Is the Story of the Cross Too Fantastic to Believe?

Sam Hardman

 

Recently an interesting letter to the editor appeared in a Kentucky newspaper called the Lexington Herald-Leader. In it the writer, speaking of Christians, said in part that “these people have been trained from childhood to believe in fairy tales…. From childhood, they were told stories that were fascinating but simply not true. This set their minds up to accept things that make them feel good. Later in life, some people mature, study facts and cause and effect, and start thinking more logically, even if the results are undesirable….”

 

This writer masterfully captures an increasingly common perspective on how the narratives of the Bible are to be regarded, namely as fantasies that really are not fit even for children. Fairy tales that no thinking adult could possibly believe. People who say things like this are typically thinking primarily about biblical narratives like those of Noah and the ark, Jonah and the whale, Daniel in the lions’ den, and so on. Mostly.

 

But they are also thinking about the “big narrative” of the Bible and about the message of the gospel itself – the claims of the Bible that human beings are not just accidents of an accidental universe, or even just people who make mistakes, but rather that we are rebels and sinners who deserve the wrath of God, including eternal punishment in an eternal hell. Claims that there is a divine Savior who becomes a man and who dies a bloody death to turn away the wrath of God from sinners who believe on him. The promise of eternal life – glorious beyond imagining – in a world made new, where the wolf lies down with the lamb and from which tears are banished forever. And all of it pivoting on the death – the cross – of Jesus. All too fantastic to believe, many would say, like this letter writer.

 

It is quite true that the Bible’s claims are quite extraordinary, to say the least. The accounts of Noah and Jonah and Daniel – and many others – do indeed stretch the imagination. And it is also true that the Bible’s account of the death of Jesus is the most extraordinary of all. The Gospel writers would have us believe that he is both God and man, that he has come in obedience to the will of his divine Father, and yet that he dies a death in mockery and humiliation – bloody, painful, terrible in every respect – also at the behest of God the Father.
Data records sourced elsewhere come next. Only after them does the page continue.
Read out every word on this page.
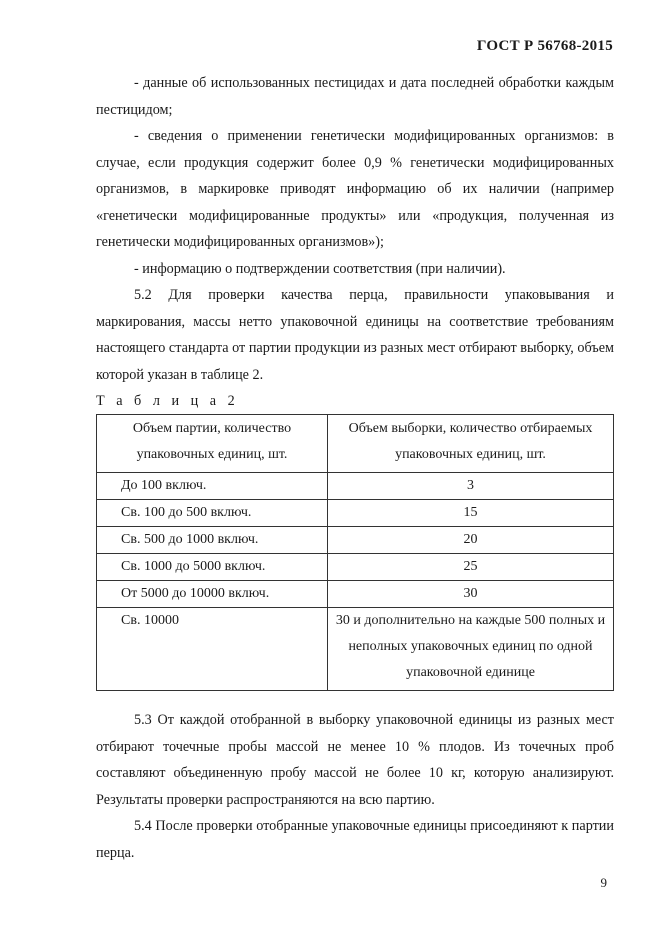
ГОСТ Р 56768-2015

- данные об использованных пестицидах и дата последней обработки каждым пестицидом;

- сведения о применении генетически модифицированных организмов: в случае, если продукция содержит более 0,9 % генетически модифицированных организмов, в маркировке приводят информацию об их наличии (например «генетически модифицированные продукты» или «продукция, полученная из генетически модифицированных организмов»);

- информацию о подтверждении соответствия (при наличии).

5.2 Для проверки качества перца, правильности упаковывания и маркирования, массы нетто упаковочной единицы на соответствие требованиям настоящего стандарта от партии продукции из разных мест отбирают выборку, объем которой указан в таблице 2.

Т а б л и ц а 2

Объем партии, количество упаковочных единиц, шт.	Объем выборки, количество отбираемых упаковочных единиц, шт.
До 100 включ.	3
Св. 100 до 500 включ.	15
Св. 500 до 1000 включ.	20
Св. 1000 до 5000 включ.	25
От 5000 до 10000 включ.	30
Св. 10000	30 и дополнительно на каждые 500 полных и неполных упаковочных единиц по одной упаковочной единице

5.3 От каждой отобранной в выборку упаковочной единицы из разных мест отбирают точечные пробы массой не менее 10 % плодов. Из точечных проб составляют объединенную пробу массой не более 10 кг, которую анализируют. Результаты проверки распространяются на всю партию.

5.4 После проверки отобранные упаковочные единицы присоединяют к партии перца.

9
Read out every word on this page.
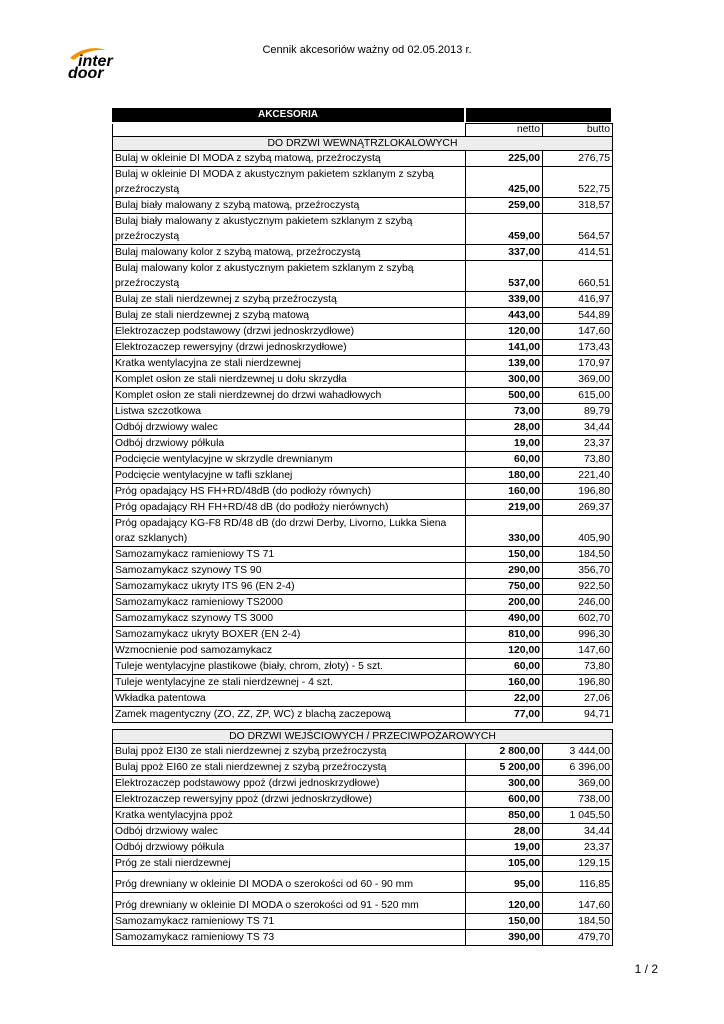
inter
door
Cennik akcesoriów ważny od 02.05.2013 r.
AKCESORIA
	netto	butto
DO DRZWI WEWNĄTRZLOKALOWYCH		
Bulaj w okleinie DI MODA z szybą matową, przeźroczystą	225,00	276,75
Bulaj w okleinie DI MODA z akustycznym pakietem szklanym z szybą przeźroczystą	425,00	522,75
Bulaj biały malowany z szybą matową, przeźroczystą	259,00	318,57
Bulaj biały malowany z akustycznym pakietem szklanym z szybą przeźroczystą	459,00	564,57
Bulaj malowany kolor z szybą matową, przeźroczystą	337,00	414,51
Bulaj malowany kolor z akustycznym pakietem szklanym z szybą przeźroczystą	537,00	660,51
Bulaj ze stali nierdzewnej z szybą przeźroczystą	339,00	416,97
Bulaj ze stali nierdzewnej z szybą matową	443,00	544,89
Elektrozaczep podstawowy (drzwi jednoskrzydłowe)	120,00	147,60
Elektrozaczep rewersyjny (drzwi jednoskrzydłowe)	141,00	173,43
Kratka wentylacyjna ze stali nierdzewnej	139,00	170,97
Komplet osłon ze stali nierdzewnej u dołu skrzydła	300,00	369,00
Komplet osłon ze stali nierdzewnej do drzwi wahadłowych	500,00	615,00
Listwa szczotkowa	73,00	89,79
Odbój drzwiowy walec	28,00	34,44
Odbój drzwiowy półkula	19,00	23,37
Podcięcie wentylacyjne w skrzydle drewnianym	60,00	73,80
Podcięcie wentylacyjne w tafli szklanej	180,00	221,40
Próg opadający HS FH+RD/48dB (do podłoży równych)	160,00	196,80
Próg opadający RH FH+RD/48 dB (do podłoży nierównych)	219,00	269,37
Próg opadający KG-F8 RD/48 dB (do drzwi Derby, Livorno, Lukka Siena oraz szklanych)	330,00	405,90
Samozamykacz ramieniowy TS 71	150,00	184,50
Samozamykacz szynowy TS 90	290,00	356,70
Samozamykacz ukryty ITS 96 (EN 2-4)	750,00	922,50
Samozamykacz ramieniowy TS2000	200,00	246,00
Samozamykacz szynowy TS 3000	490,00	602,70
Samozamykacz ukryty BOXER (EN 2-4)	810,00	996,30
Wzmocnienie pod samozamykacz	120,00	147,60
Tuleje wentylacyjne plastikowe (biały, chrom, złoty) - 5 szt.	60,00	73,80
Tuleje wentylacyjne ze stali nierdzewnej - 4 szt.	160,00	196,80
Wkładka patentowa	22,00	27,06
Zamek magentyczny (ZO, ZZ, ZP, WC) z blachą zaczepową	77,00	94,71
DO DRZWI WEJŚCIOWYCH / PRZECIWPOŻAROWYCH		
Bulaj ppoż EI30 ze stali nierdzewnej z szybą przeźroczystą	2 800,00	3 444,00
Bulaj ppoż EI60 ze stali nierdzewnej z szybą przeźroczystą	5 200,00	6 396,00
Elektrozaczep podstawowy ppoż (drzwi jednoskrzydłowe)	300,00	369,00
Elektrozaczep rewersyjny ppoż (drzwi jednoskrzydłowe)	600,00	738,00
Kratka wentylacyjna ppoż	850,00	1 045,50
Odbój drzwiowy walec	28,00	34,44
Odbój drzwiowy półkula	19,00	23,37
Próg ze stali nierdzewnej	105,00	129,15
Próg drewniany w okleinie DI MODA o szerokości od 60 - 90 mm	95,00	116,85
Próg drewniany w okleinie DI MODA o szerokości od 91 - 520 mm	120,00	147,60
Samozamykacz ramieniowy TS 71	150,00	184,50
Samozamykacz ramieniowy TS 73	390,00	479,70
1 / 2
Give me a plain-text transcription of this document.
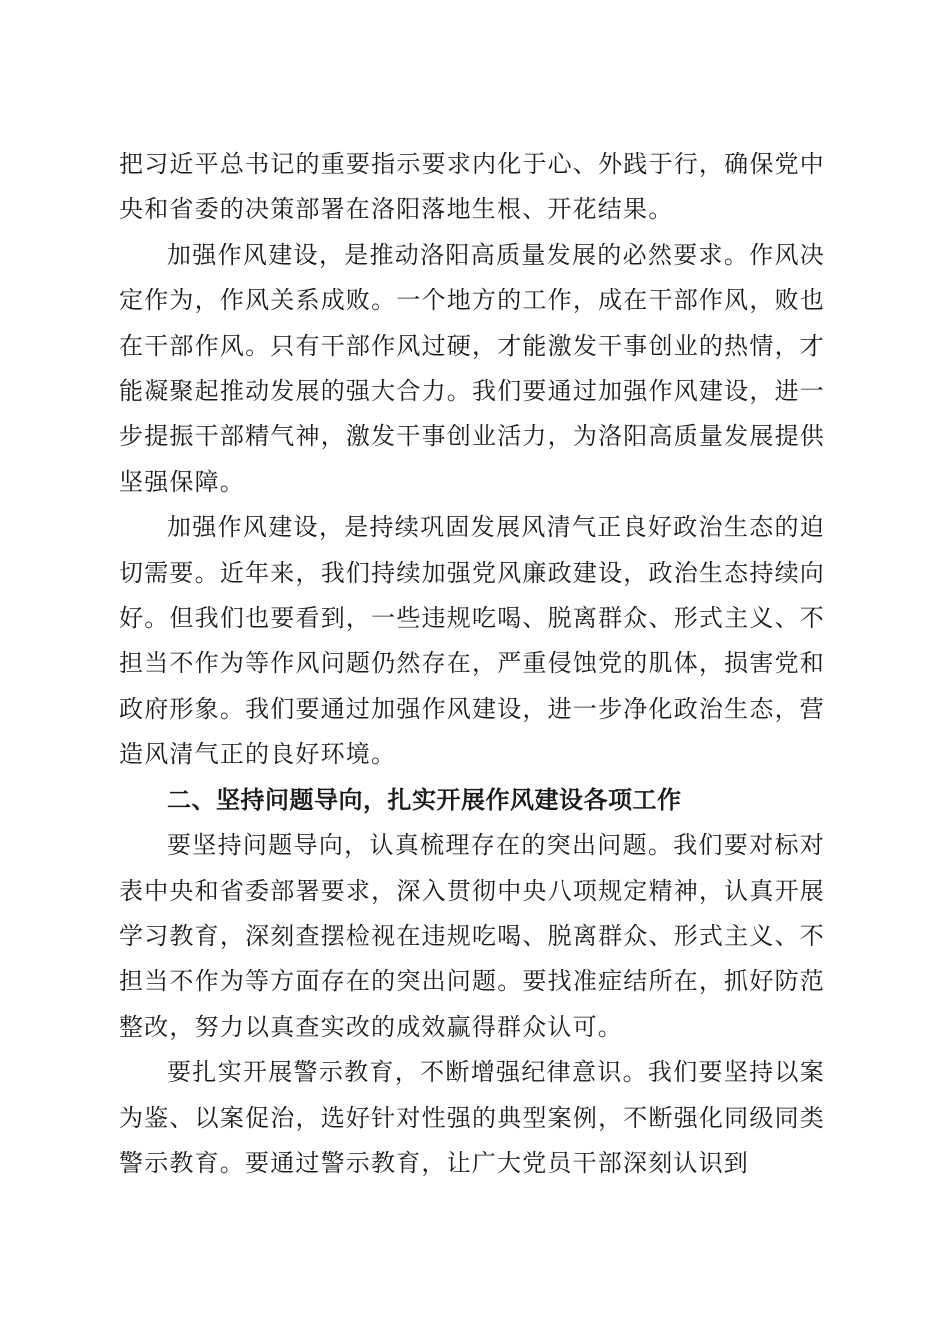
把习近平总书记的重要指示要求内化于心、外践于行，确保党中央和省委的决策部署在洛阳落地生根、开花结果。

加强作风建设，是推动洛阳高质量发展的必然要求。作风决定作为，作风关系成败。一个地方的工作，成在干部作风，败也在干部作风。只有干部作风过硬，才能激发干事创业的热情，才能凝聚起推动发展的强大合力。我们要通过加强作风建设，进一步提振干部精气神，激发干事创业活力，为洛阳高质量发展提供坚强保障。

加强作风建设，是持续巩固发展风清气正良好政治生态的迫切需要。近年来，我们持续加强党风廉政建设，政治生态持续向好。但我们也要看到，一些违规吃喝、脱离群众、形式主义、不担当不作为等作风问题仍然存在，严重侵蚀党的肌体，损害党和政府形象。我们要通过加强作风建设，进一步净化政治生态，营造风清气正的良好环境。

二、坚持问题导向，扎实开展作风建设各项工作

要坚持问题导向，认真梳理存在的突出问题。我们要对标对表中央和省委部署要求，深入贯彻中央八项规定精神，认真开展学习教育，深刻查摆检视在违规吃喝、脱离群众、形式主义、不担当不作为等方面存在的突出问题。要找准症结所在，抓好防范整改，努力以真查实改的成效赢得群众认可。

要扎实开展警示教育，不断增强纪律意识。我们要坚持以案为鉴、以案促治，选好针对性强的典型案例，不断强化同级同类警示教育。要通过警示教育，让广大党员干部深刻认识到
But in his death he achieves a glorious purpose: “For even the Son of Man came not to be served, but to serve, and to give his life as a ransom for many.” (Mark 10:45)

 

For people like the writer of this letter to the editor, that is all just too much to take. Too primitive, too fantastic, a blood-thirsty god of a sort that can no longer be believed in by 21st century people.

 

But who is actually believing a fairy tale? Is it the person who believes that there is a just God who must punish sin – even if he bears it himself – or is it actually the person who cannot dispense with the ideas of right and wrong, or good and evil, and who cannot live his or her life without some concept of justice and yet has no sufficient basis for these ideas anywhere in his or her worldview – like the writer of this letter?

 

The truth is that we live in a world where no one can get away from such ideas. Good and evil really do exist. Every act of evil comes with a cost to someone. Someone is made to pay. Enforcing justice when evil has been done requires that a payment be made. Every act of forgiveness costs the one who forgives. Reconciliation comes through suffering. That is the very nature of the reality in which we live, and it is people who refuse to acknowledge that this is indeed our reality that are engaging in fantasy.

 

Don’t be swayed by arguments that appear to be based in science and logic and “21st century thinking” but really are nothing more than an appeal to the sinful desires of deceitful hearts and require suppression of things that we know in our hearts are true.

 

The claims of the gospel cohere with the reality that we know, and in which we live, better than any competing claims. The claim of Jesus that he came into the world to die a terrible death in the place of sinners, giving his life as a ransom to rescue us from spiritual bondage and eternal death is no fairy tale. It is the true story that makes sense of our broken world and – praise be to God – gives us hope.